In 2010, Dong-Ping Wong of Family New York (now known as Food New York) designed a plus-shaped floating pool with the idea that it could filter river water through its walls. He asked Jeffrey Franklin and Archie Lee Coates IV of PlayLab to initially help create a website and booklet to raise support for the project and soon the three decided to be co-founders. Family New York led the strategy, architecture, and engineering while PlayLab led the branding and communication. In 2011, the two companies began a crowdfunding campaign on Kickstarter to raise money for Plus Pool, an innovative pool design, utilizing a custom filtering system as a clean water source for a floating pool on the East River.

In July 2011, the team raised over $41,000 on Kickstarter to test filtration materials using water from the East River. Originally, the goal was to raise $15 million to fund a completely functioning pool by 2016.

=== 2013–present ===
In July 2013, with the help of a feasibility study by Columbia University, over a quarter million dollars was raised to build a 35 ft2 miniature version of the floating pool. The "test lab" was a working prototype to analyze its effectiveness in river conditions. Since its inception, several independent companies have participated in the project, including the engineering firm, Arup, design firm IDEO, environmental consultants from One Nature, and Storefront for Art and Architecture. The project also garnered interest from government officials, notably New York State Senator Daniel Squadron and New York City Council Member Brad Lander. In November 2013, Time magazine named Plus Pool one of the 25 best inventions of the year 2013.

In 2015, a nonprofit organization known as Friends of +Pool was created to oversee the pool's development. Plus Pool was originally projected to open by the summer of 2016, but the project saw little development then.

In 2017, Plus Pool formed a partnership with the Heineken brewing company. The team created a promotional video for Plus Pool, narrated by Neil Patrick Harris, to revitalize public interest in the project. The pool's sponsors also applied for a provisional patent in 2017 and an international patent the next year.

In 2019, the founders of Plus Pool introduced a light sculpture in the East River. Funded by the National Endowment for the Arts, Heineken, and the Howard Hughes Corporation, the sculpture changes colors based on water conditions. The system and algorithm behind it were developed by scientists at Columbia University and developers and designers at the tech firm Reaktor.
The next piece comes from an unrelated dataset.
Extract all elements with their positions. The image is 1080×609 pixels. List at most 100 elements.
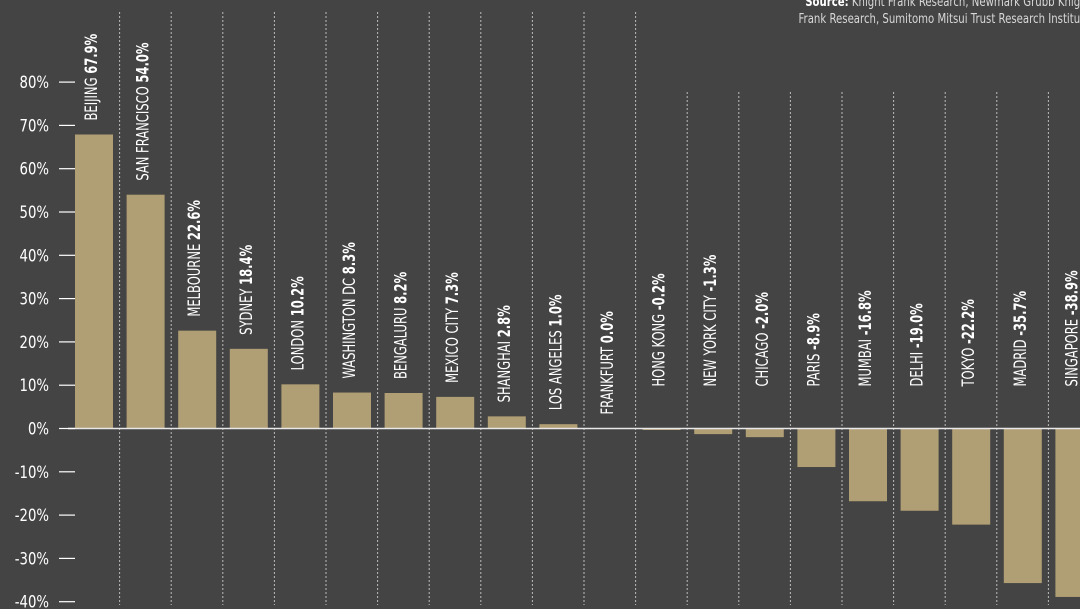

In 2021, New York City approved a location for Plus Pool just north of the Manhattan Bridge on the Lower East Side. The team proceeded to work on regulatory thresholds for the river and pool bathers.

On January 5, 2024, New York Governor, Kathy Hochul announced that a joint effort by the state and New York City would fund a combined $16 million to the Plus Pool project as part of the governor's NY SWIMS initiative. Testing of the filtration system began in August 2024 on a barge at Pier 35.

In 2025, a 320 ton, rectangular version of the pool, about one-fourth of the full size pool began construction at Pier 35. The larger size pool was installed to complete the testing of the filtration system and obtain city and state permits. The intent is to have the rectangular pool up and running and open to the public in 2026. It will remain in operation until it is replaced by the full scale version.

Plus Pool suffered multiple delays and setbacks in 2026; in April, the pool's public opening was delayed because of health and safety concerns raised by the New York City Department of Health and Mental Hygiene. Also, in late July, after the test barge and its filtration system had been completed, it was aannounced that Plus Pool's opening would be postponed until 2027 due to ongoing flood protection work on the East River near the barge's proposed location.